2. Capacités d’absorption et contraintes de décaissements

Jakob Svensson analyse les problèmes d’incitations qui pèsent aussi bien sur les comportements des pays bailleurs que sur les bénéficiaires de l’aide. Ensemble, ces contraintes déterminent fortement l’efficacité globale des mécanismes de l’aide au développement.

2.1. Décaissements et accountability

Les agences d’aide font face à une série de problèmes classiques dans le secteur public : (i) la coexistence d’objectifs multiples ; (ii) la difficulté d’évaluer les résultats de l’aide ; (iii) l’absence d’incitations à la performance. Habituellement, les usagers (clients) des agences publiques d’un pays sont informés des programmes qui les concernent, des bénéfices qu’ils peuvent en retirer et, en tant que citoyens, ont la possibilité de sanctionner les politiciens responsables de la qualité du service délivré 11 par ces agences.

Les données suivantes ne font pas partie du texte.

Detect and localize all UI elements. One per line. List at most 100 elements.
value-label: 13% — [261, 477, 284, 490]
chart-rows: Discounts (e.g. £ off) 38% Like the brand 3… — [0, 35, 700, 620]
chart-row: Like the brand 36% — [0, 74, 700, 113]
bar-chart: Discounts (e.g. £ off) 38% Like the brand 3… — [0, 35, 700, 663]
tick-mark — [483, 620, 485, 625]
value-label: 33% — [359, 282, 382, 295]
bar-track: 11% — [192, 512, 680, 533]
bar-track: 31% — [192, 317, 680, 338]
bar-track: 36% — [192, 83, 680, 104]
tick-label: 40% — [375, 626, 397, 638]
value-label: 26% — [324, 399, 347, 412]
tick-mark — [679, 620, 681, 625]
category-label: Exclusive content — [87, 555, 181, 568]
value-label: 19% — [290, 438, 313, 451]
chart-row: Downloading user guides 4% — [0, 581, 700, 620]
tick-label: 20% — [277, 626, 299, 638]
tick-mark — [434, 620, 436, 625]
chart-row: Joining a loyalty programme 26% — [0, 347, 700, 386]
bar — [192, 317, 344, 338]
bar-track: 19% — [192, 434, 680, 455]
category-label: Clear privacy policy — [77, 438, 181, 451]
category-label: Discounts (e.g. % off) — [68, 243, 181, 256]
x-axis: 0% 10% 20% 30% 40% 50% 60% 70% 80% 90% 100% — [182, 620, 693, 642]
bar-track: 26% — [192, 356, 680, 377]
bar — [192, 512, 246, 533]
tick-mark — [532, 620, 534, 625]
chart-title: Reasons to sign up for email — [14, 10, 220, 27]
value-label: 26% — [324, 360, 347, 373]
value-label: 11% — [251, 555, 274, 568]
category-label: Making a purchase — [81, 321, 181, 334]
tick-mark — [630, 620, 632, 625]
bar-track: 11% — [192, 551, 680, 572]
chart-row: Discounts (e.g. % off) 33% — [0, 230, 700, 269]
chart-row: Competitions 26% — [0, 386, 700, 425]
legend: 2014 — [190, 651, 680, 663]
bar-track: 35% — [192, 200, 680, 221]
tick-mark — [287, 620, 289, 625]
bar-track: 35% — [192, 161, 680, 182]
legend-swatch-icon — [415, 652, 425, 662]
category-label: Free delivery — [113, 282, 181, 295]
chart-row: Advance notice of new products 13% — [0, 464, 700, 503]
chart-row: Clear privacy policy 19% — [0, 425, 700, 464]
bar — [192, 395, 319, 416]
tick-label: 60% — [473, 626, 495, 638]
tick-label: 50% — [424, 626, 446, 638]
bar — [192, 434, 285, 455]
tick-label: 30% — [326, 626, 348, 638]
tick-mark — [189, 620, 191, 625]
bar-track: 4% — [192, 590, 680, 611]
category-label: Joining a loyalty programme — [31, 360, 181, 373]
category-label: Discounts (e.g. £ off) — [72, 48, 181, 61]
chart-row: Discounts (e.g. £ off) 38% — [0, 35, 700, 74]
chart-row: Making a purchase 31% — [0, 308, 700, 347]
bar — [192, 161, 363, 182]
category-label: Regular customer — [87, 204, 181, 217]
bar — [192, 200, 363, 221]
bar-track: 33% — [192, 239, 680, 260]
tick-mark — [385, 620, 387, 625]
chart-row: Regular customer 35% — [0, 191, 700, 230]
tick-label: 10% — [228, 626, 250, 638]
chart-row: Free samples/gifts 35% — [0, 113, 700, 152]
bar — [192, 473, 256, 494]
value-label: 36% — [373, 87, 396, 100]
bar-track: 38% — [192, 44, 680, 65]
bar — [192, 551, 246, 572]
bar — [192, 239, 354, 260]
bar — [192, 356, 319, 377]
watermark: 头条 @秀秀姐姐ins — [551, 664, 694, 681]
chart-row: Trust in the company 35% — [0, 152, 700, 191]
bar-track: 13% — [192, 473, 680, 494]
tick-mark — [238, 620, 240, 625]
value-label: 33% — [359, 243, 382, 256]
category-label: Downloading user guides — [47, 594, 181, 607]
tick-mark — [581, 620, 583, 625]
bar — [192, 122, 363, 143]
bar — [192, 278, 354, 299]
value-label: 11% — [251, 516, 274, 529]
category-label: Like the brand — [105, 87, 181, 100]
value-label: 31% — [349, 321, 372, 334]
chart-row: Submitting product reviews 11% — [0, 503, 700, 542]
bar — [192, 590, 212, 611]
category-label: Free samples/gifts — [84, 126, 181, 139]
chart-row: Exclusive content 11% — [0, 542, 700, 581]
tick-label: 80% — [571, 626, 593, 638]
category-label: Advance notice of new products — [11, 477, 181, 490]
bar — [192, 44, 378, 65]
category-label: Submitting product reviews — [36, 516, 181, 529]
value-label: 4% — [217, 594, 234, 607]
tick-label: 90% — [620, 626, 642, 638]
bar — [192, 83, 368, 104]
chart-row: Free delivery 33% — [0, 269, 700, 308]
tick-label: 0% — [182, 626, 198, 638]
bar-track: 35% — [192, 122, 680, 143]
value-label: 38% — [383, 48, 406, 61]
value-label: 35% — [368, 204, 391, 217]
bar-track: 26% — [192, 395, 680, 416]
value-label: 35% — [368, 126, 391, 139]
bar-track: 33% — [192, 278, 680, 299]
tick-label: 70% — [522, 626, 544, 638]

En matière d’aide, ces hypothèses ne sont pas vérifiées puisque ceux qui financent l’aide (les contribuables des pays donneurs) n’en sont pas les bénéficiaires directs et ne sont donc pas à même d’en évaluer l’efficacité. De leur côté, les bénéficiaires de l’aide n’ont pas le droit de voter dans les pays bailleurs et donc pas de pouvoir de sanction sur les responsables des politiques d’aide. Les mécanismes de transmission de l’information (et de responsabilisation) entre payeurs et bénéficiaires des politiques publiques, normalement rétroactifs, sont par conséquent inopérants dans le cas de l’aide.